La propreté devint la priorité des maîtres, les contrôles journaliers des mains, des cheveux, voire des oreilles furent la règle et chaque écolier était tenu de respecter ou faire respecter ces quelques règles :

- Se laver tous les jours les mains et le visage (on continuait toutefois de penser qu’une toilette hebdomadaire était suffisante pour les autres parties du corps protégées par les vêtements). L’idéal était de se laver les mains avant les repas et toutes les fois qu'on les avait salies.

- Ne pas porter à la bouche des objets salis ou qui ont pu servir à d'autres.



- L'air, la lumière et le soleil étant les ennemis des microbes, il convenait donc d'aérer la classe pendant la récréation, d'aérer maisons et appartements même en hiver. Parallèlement, on devait se protéger des afflictions pulmonaires en évitant les courants d'air et en portant un gilet et une ceinture de flanelle qui absorbent la sueur.

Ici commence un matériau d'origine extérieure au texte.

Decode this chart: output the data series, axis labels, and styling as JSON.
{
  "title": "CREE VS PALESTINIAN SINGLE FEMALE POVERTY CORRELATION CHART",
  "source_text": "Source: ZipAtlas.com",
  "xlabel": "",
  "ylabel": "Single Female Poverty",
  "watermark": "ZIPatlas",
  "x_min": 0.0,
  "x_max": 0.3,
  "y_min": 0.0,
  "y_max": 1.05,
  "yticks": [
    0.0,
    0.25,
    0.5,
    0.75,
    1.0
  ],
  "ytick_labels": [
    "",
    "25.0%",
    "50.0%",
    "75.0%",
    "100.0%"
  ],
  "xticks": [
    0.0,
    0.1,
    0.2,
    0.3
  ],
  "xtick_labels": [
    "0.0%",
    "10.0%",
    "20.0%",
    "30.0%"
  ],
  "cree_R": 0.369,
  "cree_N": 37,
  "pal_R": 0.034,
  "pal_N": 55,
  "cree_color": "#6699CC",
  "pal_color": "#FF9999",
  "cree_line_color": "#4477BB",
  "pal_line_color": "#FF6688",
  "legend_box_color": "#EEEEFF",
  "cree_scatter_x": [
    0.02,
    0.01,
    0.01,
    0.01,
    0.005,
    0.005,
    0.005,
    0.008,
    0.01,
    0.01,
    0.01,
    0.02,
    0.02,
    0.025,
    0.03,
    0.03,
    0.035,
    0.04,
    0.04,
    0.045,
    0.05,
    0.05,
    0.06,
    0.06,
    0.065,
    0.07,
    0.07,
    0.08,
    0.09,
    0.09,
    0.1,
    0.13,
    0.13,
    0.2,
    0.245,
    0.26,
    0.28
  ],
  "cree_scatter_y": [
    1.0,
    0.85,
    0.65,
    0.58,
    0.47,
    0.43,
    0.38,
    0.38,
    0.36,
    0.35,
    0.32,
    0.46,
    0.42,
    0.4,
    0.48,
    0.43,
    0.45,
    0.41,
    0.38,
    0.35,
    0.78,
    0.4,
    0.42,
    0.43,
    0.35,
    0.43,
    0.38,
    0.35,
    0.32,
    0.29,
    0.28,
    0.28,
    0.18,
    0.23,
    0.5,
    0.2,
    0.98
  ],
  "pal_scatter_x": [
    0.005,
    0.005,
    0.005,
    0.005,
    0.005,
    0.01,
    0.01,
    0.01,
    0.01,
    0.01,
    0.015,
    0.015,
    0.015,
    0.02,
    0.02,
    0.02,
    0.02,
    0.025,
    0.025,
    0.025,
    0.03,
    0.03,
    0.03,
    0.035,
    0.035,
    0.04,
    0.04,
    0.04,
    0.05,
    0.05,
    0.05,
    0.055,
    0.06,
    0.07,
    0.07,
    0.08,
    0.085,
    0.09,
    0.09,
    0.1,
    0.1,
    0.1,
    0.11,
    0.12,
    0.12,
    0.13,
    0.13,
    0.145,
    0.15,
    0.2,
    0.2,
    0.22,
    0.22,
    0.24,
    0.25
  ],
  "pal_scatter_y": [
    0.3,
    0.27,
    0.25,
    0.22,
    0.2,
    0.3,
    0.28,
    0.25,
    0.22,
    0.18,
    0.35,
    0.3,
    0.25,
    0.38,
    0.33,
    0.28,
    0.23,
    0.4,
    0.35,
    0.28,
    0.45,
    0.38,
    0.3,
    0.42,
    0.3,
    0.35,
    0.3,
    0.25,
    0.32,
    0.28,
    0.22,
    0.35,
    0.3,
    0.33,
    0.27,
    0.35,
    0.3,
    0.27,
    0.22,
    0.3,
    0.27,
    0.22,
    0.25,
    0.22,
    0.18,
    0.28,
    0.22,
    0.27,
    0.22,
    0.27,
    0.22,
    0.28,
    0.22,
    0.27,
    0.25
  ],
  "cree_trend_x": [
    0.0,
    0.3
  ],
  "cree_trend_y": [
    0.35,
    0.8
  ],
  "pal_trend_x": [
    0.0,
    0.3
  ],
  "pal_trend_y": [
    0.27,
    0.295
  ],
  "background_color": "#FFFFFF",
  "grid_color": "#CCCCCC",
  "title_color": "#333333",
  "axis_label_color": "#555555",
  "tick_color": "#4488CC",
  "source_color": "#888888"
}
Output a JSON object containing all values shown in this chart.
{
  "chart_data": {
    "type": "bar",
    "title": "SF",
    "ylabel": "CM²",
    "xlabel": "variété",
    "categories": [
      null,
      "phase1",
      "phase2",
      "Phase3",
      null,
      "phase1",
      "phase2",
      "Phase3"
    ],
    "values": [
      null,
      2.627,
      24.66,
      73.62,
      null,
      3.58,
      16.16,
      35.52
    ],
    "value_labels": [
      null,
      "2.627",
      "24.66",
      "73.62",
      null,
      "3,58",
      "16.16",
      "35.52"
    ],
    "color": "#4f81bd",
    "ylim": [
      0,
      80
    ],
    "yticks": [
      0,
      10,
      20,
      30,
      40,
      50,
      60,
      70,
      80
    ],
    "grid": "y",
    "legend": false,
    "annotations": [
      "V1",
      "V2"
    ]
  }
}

- La corvée de balayage du plancher de la salle de classe devait être précédé d’un arrosage afin de ne pas soulever la poussière.


« Arrosoirs » de plancher

- Gare aux poux dont l’éradication, chez les garçons, passait par la tonsure et, chez les filles, par la « Marie Rose »… 

- Et bien sûr, prendre une cuillerée d'huile de foie de morue chaque matin, ce qui devait rendre l’enfant fort et résistant.

A suivre…

P.P

(1) : Voir l’article du blog : https://musee-ecole-montceau-71.blogspot.com/2017/10/marie-pape-carpantier-pedagogue-et.html#more

(2) : Né en 1944, Pierre Caspard est un ancien élève de l'École normale supérieure, agrégé et docteur en histoire. Il est docteur Honoris causa de l'Université de Neuchâtel. Ses recherches ont d'abord porté sur l'histoire économique et sociale de la Suisse aux XVIIIe et XIXe siècles, puis aussi sur l'histoire et l'historiographie de l'éducation, dans ce pays et en France. Il a dirigé le Service d'histoire de l'éducation de l'INRP de 1977 à 2010, et a fondé en 1978 la revue Histoire de l'éducation. Ses recherches actuelles concernent notamment l'instruction familiale et scolaire, avant l'organisation des systèmes éducatifs par les États, ainsi que sur l'histoire du sentiment amoureux chez les enfants et adolescent(e)s, à travers leurs mémoires et souvenirs.



En 1981, il participa au groupe de travail de notre musée et apporta sa contribution dans une étude : L’Histoire de l’Ecole et la Recherche Historique, page 7 à 13 de Cent ans d’Ecole.



 (3) :

« Les « sciences naturelles » deviennent alors le domaine par excellence de la leçon de choses. Il est vrai qu'avec les végétaux ou les animaux, l'objet de la leçon peut être plus souvent mis entre les mains des élèves eux-mêmes. Ils peuvent y appliquer les petites manipulations qui en permettent l'exploration et apprennent, ce faisant, à discerner et nommer les différentes parties qui les caractérisent. Il ne reste plus au maître qu'à en révéler les fonctions ou les usages. La pomme est certes un objet familier aux élèves, mais lorsqu'elle est partagée horizontalement pour laisser voir la rosace de ses « logettes » ainsi que chacun des pépins qui y sont contenus, elle devient tout à coup un objet étranger qu'il faut apprendre à décrire avec des mots qui ne sont pas ceux de tous les jours et dessiner d'un crayon rigoureux. Les métamorphoses du têtard ou les étapes successives de la germination du haricot donnent lieu aux mêmes exercices, espacés dans le temps nécessaire à leur observation. Ces processus, nous disent les auteurs de manuels, « intéressent » les enfants et, à ce titre, méritent de retenir l'attention des maîtres. Mieux, ils peuvent fournir l'occasion d'installer un élevage dans la classe ou de conduire les élèves sur les bords de la mare pour y mener une « étude du milieu » que les mouvements de jeunesse, plus encore que les programmes de 1945 vite oubliés, ont mis à l'honneur tout au long des années 1950. » Pierre Caspard in Cent ans d’Ecole, 1981.